Databricks announced the release of Databricks Model Serving to provide simplified machine learning (ML) within the Databricks Lakehouse platform.
Model Serving removes the complexity of building and maintaining a sophisticated infrastructure for intelligent applications. Organizations can now use the Databricks Lakehouse Platform to integrate real-time machine learning systems into their business, from personalized recommendations to customer service chatbots, without the need to configure and manage the underlying infrastructure.
Deep integration within the Lakehouse Platform offers linearity of data and models, management and monitoring across the entire ML lifecycle – from experimentation to training and production. Databricks Model Serving is now generally available on AWS and Azure.
“Databricks Model Serving accelerates data science teams’ path to production by simplifying deployments, reducing overhead and delivering a fully integrated experience directly within the Databricks Lakehouse,”
said Patrick Wendell, Co-Founder and VP of Engineering at Databricks.
“This offering will let customers deploy far more models, with lower time to production, while also lowering the total cost of ownership and the burden of managing complex infrastructure”,
With the opportunities surrounding generative artificial intelligence (AI) taking center stage, businesses feel the urgency to prioritize AI investments across the board. Leveraging AI/ML enables organizations to uncover insights from their data, make accurate, instant predictions that deliver business value, and drive new AI-led experiences for their customers.

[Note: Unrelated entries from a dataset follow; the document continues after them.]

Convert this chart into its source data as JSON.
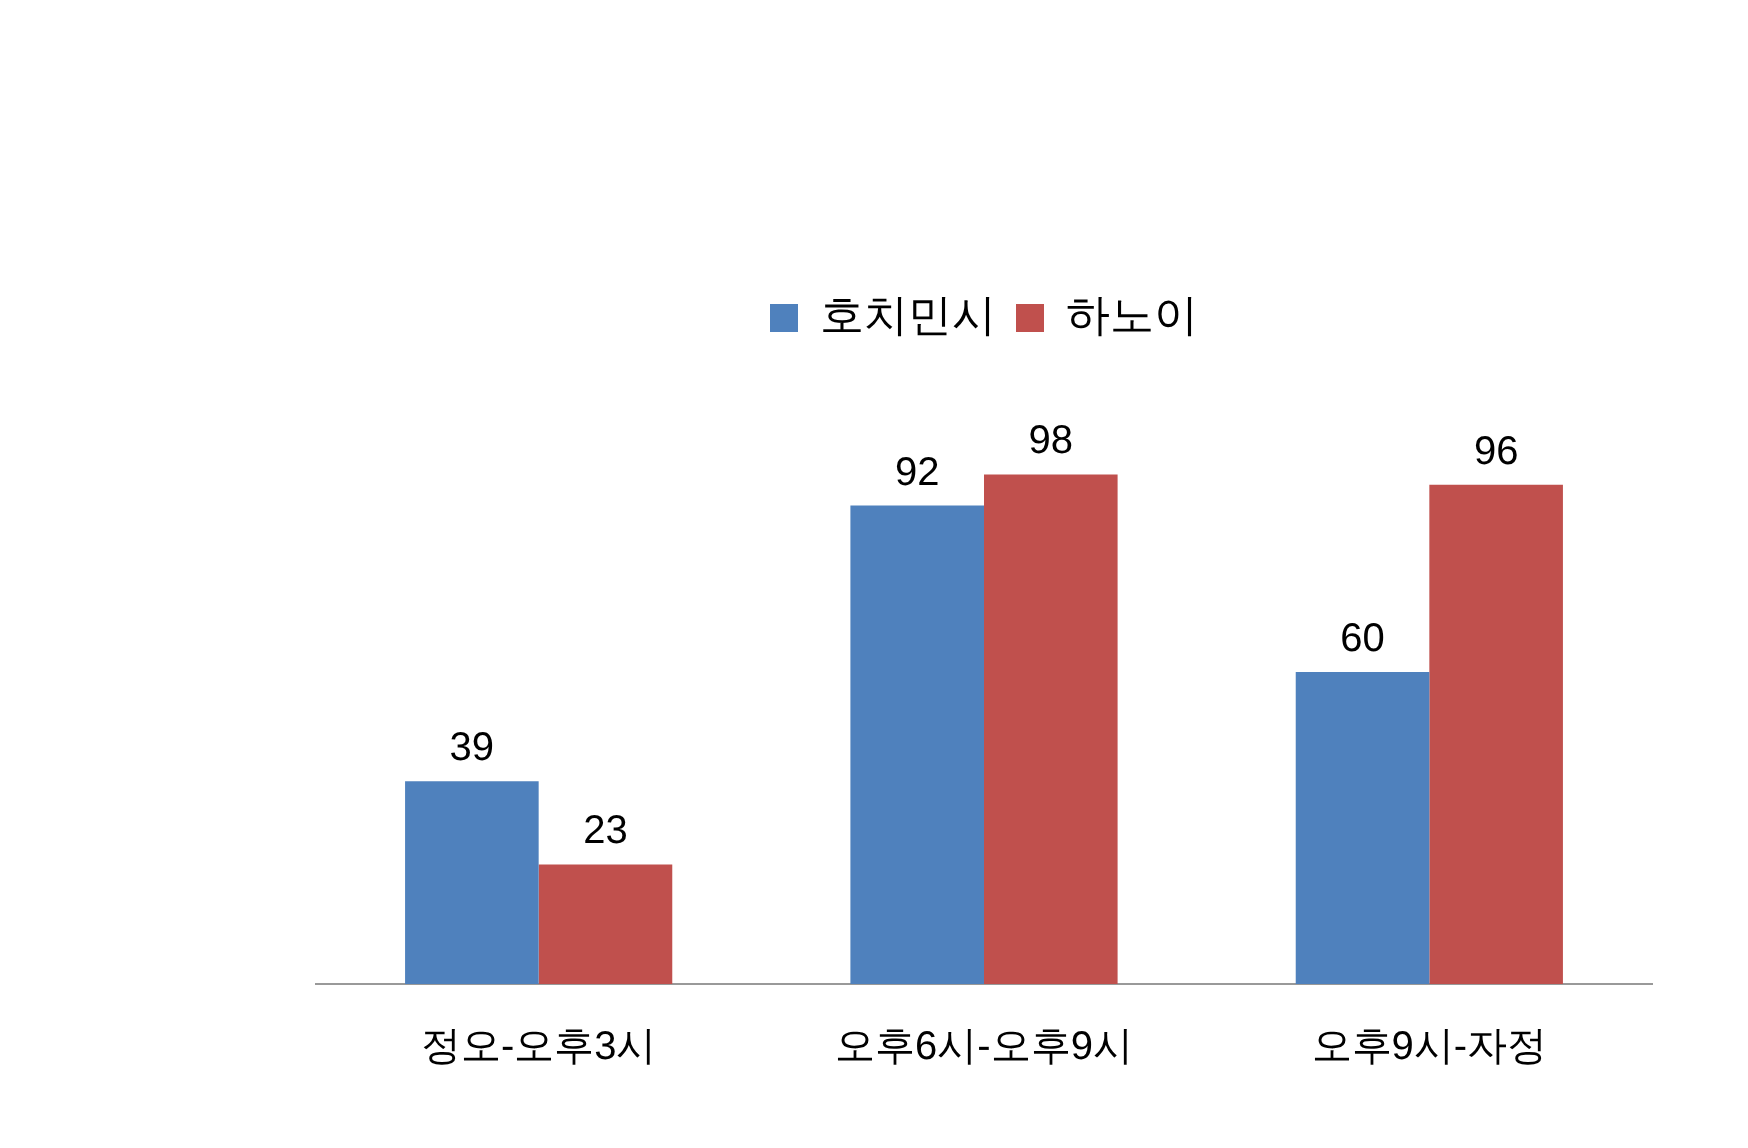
{
  "chart_data": {
    "type": "bar",
    "categories": [
      "정오-오후3시",
      "오후6시-오후9시",
      "오후9시-자정"
    ],
    "series": [
      {
        "name": "호치민시",
        "color": "#4f81bd",
        "values": [
          39,
          92,
          60
        ]
      },
      {
        "name": "하노이",
        "color": "#c0504d",
        "values": [
          23,
          98,
          96
        ]
      }
    ],
    "data_labels": true,
    "legend": "top",
    "grid": false
  }
}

For example, AI can enable a bank to quickly identify and combat fraudulent charges on a customer’s account or give a retailer the ability to instantly suggest complementary accessories based on a customer’s clothing purchases. Most of these experiences are integrated in real-time applications.
However, implementing these real-time ML systems has remained a challenge for many organizations because of the burden placed on ML experts to design and maintain infrastructure that can dynamically scale to meet demand.

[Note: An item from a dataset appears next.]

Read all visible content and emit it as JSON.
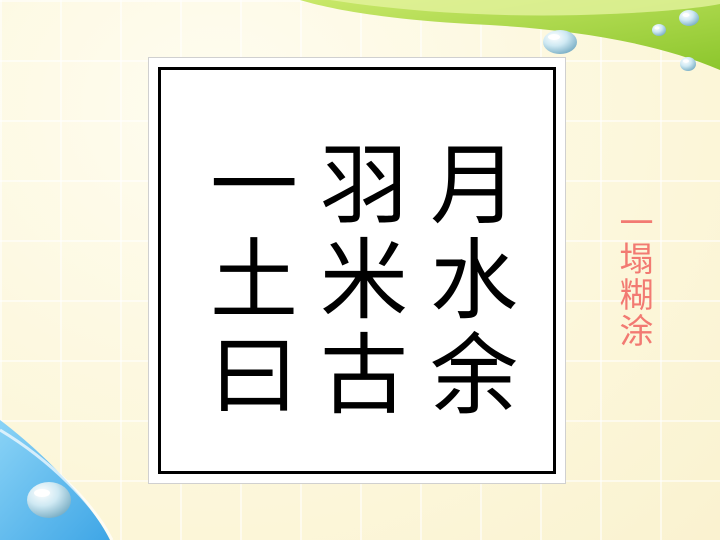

Databricks Model Serving removes the complexity of building and operating these systems and offers native integrations across the lakehouse, including Databricks’ Unity Catalog, Feature Store and MLflow. It delivers a highly available, low latency service for model serving, giving businesses the ability to easily integrate ML predictions into their production workloads.
Fully managed by Databricks, Model Serving quickly scales up from zero and back down as demand changes, reducing operational costs and ensuring customers pay only for the compute they use.